气流动态任务创建流设置不起作用

时间:2018-08-10 23:45:25

标签: airflow airflow-scheduler

我有一个复杂的DAG,它对于六个不同的源基本上重复了六次流。因此,我一直在使用for循环来动态创建这样的流(小示例):

sources = ['source_1', 'source_2', 'source_3', 'source_4', 'source_5', 'source_6']

for source in sources:

    source_task_1 = PythonOperator(
        task_id=source + '_create_emr',
        dag=dag,
        provide_context=True,
        retries=10,
        python_callable=execute_arl_source_emr_creation,
        op_args=[source])

    source_task_2 = BashOperator(
        task_id=source + '_starting_step_1',
        retries=10,
        bash_command='echo "Starting step 1 for ' + source + '"',
        dag=dag)

    source_task_2.set_upstream(source_task_1)

所有任务都已在DAG中成功创建,因为我可以在Airflow UI上看到所有任务,但奇怪的是,它仅将流中的任务链接为循环中第一个出现的任务(源_1)。

所有其他任务都没有上游或下游。我不知道这是怎么可能的,因为循环中的第一次出现不应该全部起作用吗?

这是我的实际代码(这是一个非常大的DAG,所以我只显示任务,而不是我在任务内部使用的python可调用函数...):

def create_emr_step_3_subdag(main_dag, subdag_id, source):
    subdag = DAG('{0}.{1}'.format(main_dag.dag_id, subdag_id), default_args=args)

    source_run_emr_step_3 = PythonOperator(
        task_id=source.sourceFullName + '_run_emr_step_3',
        dag=subdag,
        provide_context=True,
        retries=0,
        python_callable=execute_emr_step_3,
        op_args=[source_create_emr_task_id, source.sourceFullName])

    source_run_emr_step_3_waiter = PythonOperator(
        task_id=source.sourceFullName + '_run_emr_step_3_waiter',
        dag=subdag,
        provide_context=True,
        retries=10,
        python_callable=execute_emr_step_3_waiter,
        op_args=[source_create_emr_task_id, source.sourceFullName])
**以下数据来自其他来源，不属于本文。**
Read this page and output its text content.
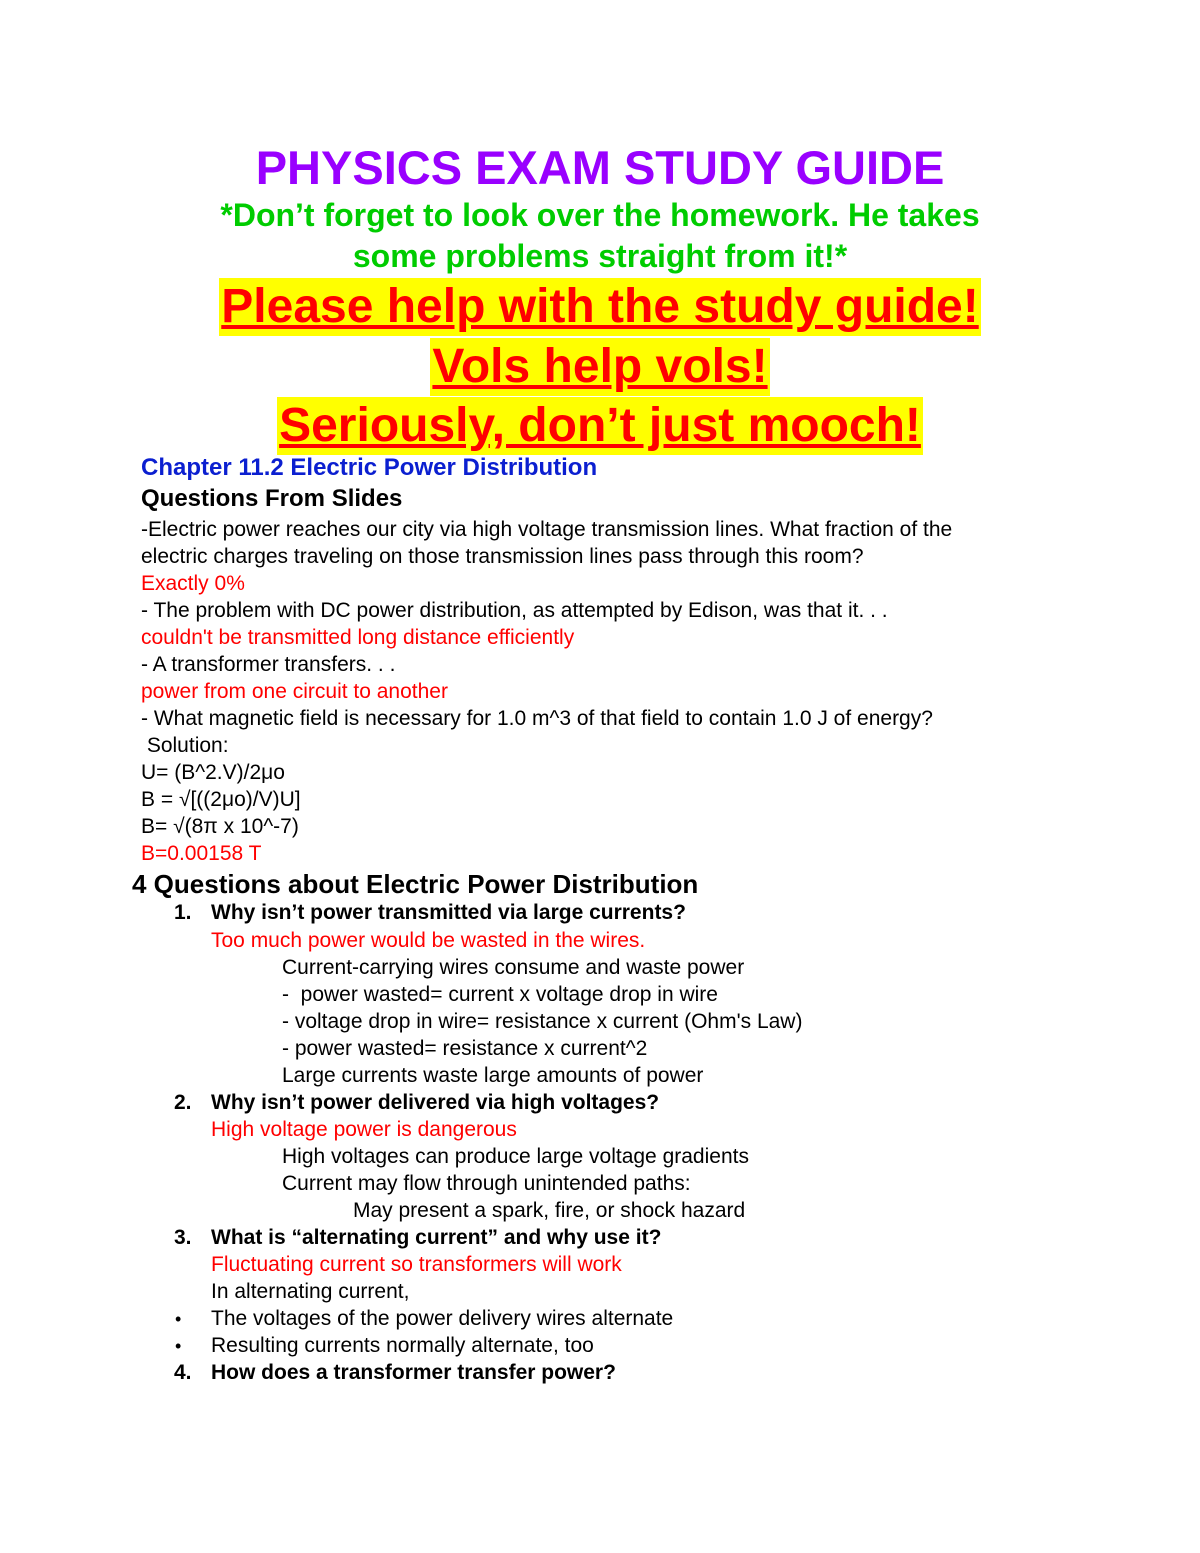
PHYSICS EXAM STUDY GUIDE
*Don’t forget to look over the homework. He takes
some problems straight from it!*
Please help with the study guide!
Vols help vols!
Seriously, don’t just mooch!
Chapter 11.2 Electric Power Distribution
Questions From Slides
-Electric power reaches our city via high voltage transmission lines. What fraction of the
electric charges traveling on those transmission lines pass through this room?
Exactly 0%
- The problem with DC power distribution, as attempted by Edison, was that it. . .
couldn't be transmitted long distance efficiently
- A transformer transfers. . .
power from one circuit to another
- What magnetic field is necessary for 1.0 m^3 of that field to contain 1.0 J of energy?
Solution:
U= (B^2.V)/2μo
B = √[((2μo)/V)U]
B= √(8π x 10^-7)
B=0.00158 T
4 Questions about Electric Power Distribution
1. Why isn’t power transmitted via large currents?
Too much power would be wasted in the wires.
Current-carrying wires consume and waste power
-  power wasted= current x voltage drop in wire
- voltage drop in wire= resistance x current (Ohm's Law)
- power wasted= resistance x current^2
Large currents waste large amounts of power
2. Why isn’t power delivered via high voltages?
High voltage power is dangerous
High voltages can produce large voltage gradients
Current may flow through unintended paths:
May present a spark, fire, or shock hazard
3. What is “alternating current” and why use it?
Fluctuating current so transformers will work
In alternating current,
• The voltages of the power delivery wires alternate
• Resulting currents normally alternate, too
4. How does a transformer transfer power?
    source_run_emr_step_3_waiter.set_upstream(source_run_emr_step_3)

    return subdag

class DatalakeDigitalPlatformArlWorkflowSource:
    sourceShortName = None  # source_1, source_2, source_3, source_4, source_5, source_6
    sourceFullName = None  # SOURCE_1, SOURCE_2, SOURCE_3, SOURCE_4, SOURCE_5, SOURCE_6

    def getSourceShortName(self):
        return self.sourceShortName

    def setSourceShortName(self, sourceShortName):
        self.sourceShortName = sourceShortName

    def getSourceFulltName(self):
        return self.sourceFullName

    def setSourceFullName(self, sourceFullName):
        self.sourceFullName = sourceFullName

source_1 = DatalakeDigitalPlatformArlWorkflowSource()
source_1.setSourceShortName("source_1")
source_1.setSourceFullName("SOURCE_1")

source_2 = DatalakeDigitalPlatformArlWorkflowSource()
source_2.setSourceShortName("source_2")
source_2.setSourceFullName("HZN")

source_3 = DatalakeDigitalPlatformArlWorkflowSource()
source_3.setSourceShortName("source_3")
source_3.setSourceFullName("SOURCE_3")

source_4 = DatalakeDigitalPlatformArlWorkflowSource()
source_4.setSourceShortName("source_4")
source_4.setSourceFullName("SOURCE_4")

source_5 = DatalakeDigitalPlatformArlWorkflowSource()
source_5.setSourceShortName("source_5")
source_5.setSourceFullName("PP")

source_6 = DatalakeDigitalPlatformArlWorkflowSource()
source_6.setSourceShortName("source_6")
source_6.setSourceFullName("SOURCE_6")

sources = [source_1, source_2, source_3, source_4, source_5, source_6]

for source in sources:
    source_create_emr_task_id = source.sourceFullName + '_create_emr'

    source_create_emr = PythonOperator(
        task_id=source_create_emr_task_id,
        dag=dag,
        provide_context=True,
        retries=10,
        python_callable=execute_blah_source_emr_creation,
        op_args=[source_create_emr_task_id, source.sourceFullName])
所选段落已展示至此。